Tracey Spicer Set To Expose Men In Media

November 1, 2017

Australia’s media and entertainment industries are bracing for an expose (names and all) of scores of men alleged to have been involved in the sexual abuse of hundreds of women in the workplace.


Leading the attack is former Network Ten newsreader Tracey Spicer.


Now a freelance writer, speaker, media trainer and broadcaster through her two media companies, Spicer Communications and Outspoken Women, Spicer has enlisted the help up to 400 women who say they were victims of assault while working in the media and entertainment industries.

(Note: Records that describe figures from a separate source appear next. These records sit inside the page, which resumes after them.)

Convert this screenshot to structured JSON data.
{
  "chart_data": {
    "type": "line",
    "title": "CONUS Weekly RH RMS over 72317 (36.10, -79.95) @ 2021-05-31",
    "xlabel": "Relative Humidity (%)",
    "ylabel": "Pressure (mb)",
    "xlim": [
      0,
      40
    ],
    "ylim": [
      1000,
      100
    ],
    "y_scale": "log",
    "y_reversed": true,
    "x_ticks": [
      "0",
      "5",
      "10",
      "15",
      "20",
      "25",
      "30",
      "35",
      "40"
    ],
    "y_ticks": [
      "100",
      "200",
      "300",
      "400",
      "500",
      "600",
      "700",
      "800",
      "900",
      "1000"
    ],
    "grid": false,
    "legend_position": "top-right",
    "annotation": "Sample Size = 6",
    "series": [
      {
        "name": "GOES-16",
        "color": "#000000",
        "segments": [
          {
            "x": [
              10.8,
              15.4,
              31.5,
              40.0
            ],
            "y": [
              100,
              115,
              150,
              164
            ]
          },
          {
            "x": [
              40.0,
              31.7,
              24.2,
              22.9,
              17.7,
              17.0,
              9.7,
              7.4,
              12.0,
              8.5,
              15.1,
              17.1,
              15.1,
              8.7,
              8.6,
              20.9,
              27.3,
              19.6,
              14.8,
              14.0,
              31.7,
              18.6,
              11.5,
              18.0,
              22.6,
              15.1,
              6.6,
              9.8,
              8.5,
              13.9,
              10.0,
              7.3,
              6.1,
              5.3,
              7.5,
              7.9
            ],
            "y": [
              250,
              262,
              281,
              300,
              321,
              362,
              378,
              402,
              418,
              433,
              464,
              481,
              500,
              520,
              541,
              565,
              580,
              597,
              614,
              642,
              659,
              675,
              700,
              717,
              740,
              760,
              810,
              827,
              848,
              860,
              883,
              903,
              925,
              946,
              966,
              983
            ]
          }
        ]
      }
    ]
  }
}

Spicer has put together a team of police, legal representatives, witnesses and victims all ready to go on the record. Many of the sexual assault stories outlined to Spicer allegedly involve the same 40 offenders.

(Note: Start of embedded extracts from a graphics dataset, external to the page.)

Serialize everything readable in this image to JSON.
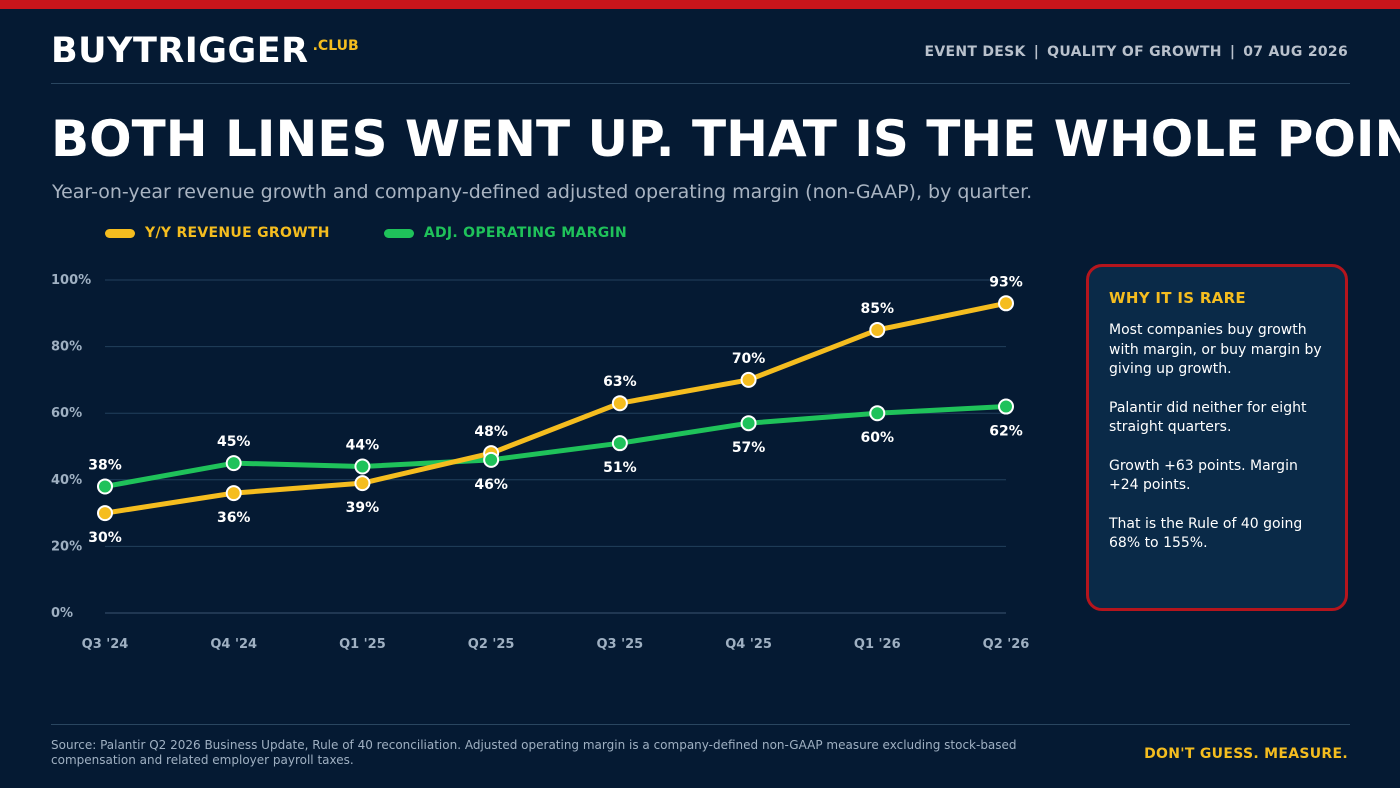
{
  "brand": {
    "name": "BUYTRIGGER",
    "tld": ".CLUB"
  },
  "header_meta": {
    "desk": "EVENT DESK",
    "section": "QUALITY OF GROWTH",
    "date": "07 AUG 2026",
    "separator": "|"
  },
  "headline": "BOTH LINES WENT UP. THAT IS THE WHOLE POINT.",
  "subtitle": "Year-on-year revenue growth and company-defined adjusted operating margin (non-GAAP), by quarter.",
  "colors": {
    "accent_red": "#c8151b",
    "revenue": "#f5bd1f",
    "margin": "#1fc25a",
    "background": "#051a33"
  },
  "chart_data": {
    "type": "line",
    "categories": [
      "Q3 '24",
      "Q4 '24",
      "Q1 '25",
      "Q2 '25",
      "Q3 '25",
      "Q4 '25",
      "Q1 '26",
      "Q2 '26"
    ],
    "series": [
      {
        "name": "Y/Y REVENUE GROWTH",
        "color": "#f5bd1f",
        "values": [
          30,
          36,
          39,
          48,
          63,
          70,
          85,
          93
        ],
        "labels": [
          "30%",
          "36%",
          "39%",
          "48%",
          "63%",
          "70%",
          "85%",
          "93%"
        ]
      },
      {
        "name": "ADJ. OPERATING MARGIN",
        "color": "#1fc25a",
        "values": [
          38,
          45,
          44,
          46,
          51,
          57,
          60,
          62
        ],
        "labels": [
          "38%",
          "45%",
          "44%",
          "46%",
          "51%",
          "57%",
          "60%",
          "62%"
        ]
      }
    ],
    "yticks": [
      "0%",
      "20%",
      "40%",
      "60%",
      "80%",
      "100%"
    ],
    "ylim": [
      0,
      100
    ],
    "grid": true,
    "legend_position": "top-left"
  },
  "sidebar": {
    "title": "WHY IT IS RARE",
    "paragraphs": [
      "Most companies buy growth with margin, or buy margin by giving up growth.",
      "Palantir did neither for eight straight quarters.",
      "Growth +63 points. Margin +24 points.",
      "That is the Rule of 40 going 68% to 155%."
    ]
  },
  "footer": {
    "source": "Source: Palantir Q2 2026 Business Update, Rule of 40 reconciliation. Adjusted operating margin is a company-defined non-GAAP measure excluding stock-based compensation and related employer payroll taxes.",
    "tagline": "DON'T GUESS. MEASURE."
  }
}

Spicer, a broadcast journalist with twenty years experience, has for the past few years focused on advocacy work on behalf of female victims of sexism.


Her incredible TEDX talk is called The Lady Stripped Bare and she continued to speak out against workplace misogyny in her book The Good Girl Stripped Bare. It’s no wonder these 400 women are trusting her with their stories.


Tracey has two children – Taj who is 12 and Grace who is 11.


“And this is the main reason why we do it, isn’t it,” Spicer told 9Honey. Australia’s leading women’s network covering news, opinion, homes, food, fitness, travel, parenting, fashion and beauty.


“Aside from protecting women in the workforce now, we want to ensure our children are safe when they go into the workforce, particularly our daughters,” said Spicer. She says by the time her daughter enters the workforce, she doesn’t want her to have to go through similar experiences Spicer was forced to endure as a young journalist.


“I don’t want her to have to go in there and put up with the groping, the grabbing, the threats of rape that go on in workplaces that go on when there is a huge power disparity between male bosses and younger female employees,” she said.


Spicer’s quest to bring perpetrators of sexual abuse and assault in the Australia media and entertainment industries to justice began during a visit to a police station. She was there researching a story on cyberbullying.


“An officer who worked with victims of sexual assault brought up the Harvey Weinstein scandal, saying she was surprised a similar outcry against perpetrators of sexual abuse hadn’t happened in the Australian entertainment and media industries,” she said.


The officer told Spicer to tell anyone who reached out to her that there is no statute of limitations for the vast majority of these cases. “If something happened 30 or 40 years ago, tell them to go to their local police station and report it,” Spicer was told in what she describes as a real “light bulb moment” for her.


“A lot of the time these things happened years ago and get swept under the carpet because that was the workplace culture at the time. But can I tell you that the same people who were offending in workplaces 30 or 40 years ago are still doing it in media workplaces now, and I’ve got countless examples of that.”


Despite the hundreds of cases she and her team are already dealing with, Spicer says they are keen for more. “Even if it happened all those years ago, please come to me or report it to the police or report it to your union or report it to your workplace because this person, it’s likely they are still offending now,” she said.


Of the 400 victims, Spicer says they are aged from anywhere in their twenties to their sixties. Some were hair and makeup artists. Others were producers, personal assistants, executive assistants and young journalists.


When it comes to the historic cases, Spicer says the victims told her the behaviour was so pervasive they thought it was “normal” and they “just got used to it.”
There are many more victims of workplace sexual assault and abuse who are yet to come forward, and they may never do.


For those accusing Spicer of a witch-hunt which will result in men feeling as though they can’t even ask a female colleague out on a date, the broadcast journalist explains why they have nothing to fear.


“We’re not trying to restrict human behaviour. We’re trying to restrict criminal behaviour,” she told 9Honey.


“What we’re talking about are the kind of things that really do lead into the narrative that leads to sexual assault of women. The demeaning treatment of women, the pinging of the bra strap, the tickling under the arms that ends up being a groping of the breasts…these are the sorts of stories I hear an awful lot.”
In many of the cases that have been reported to Spicer, the most serious ones involve rape.


“There have been dozens of allegations of rape,” she said. “It doesn’t get more serious than this.”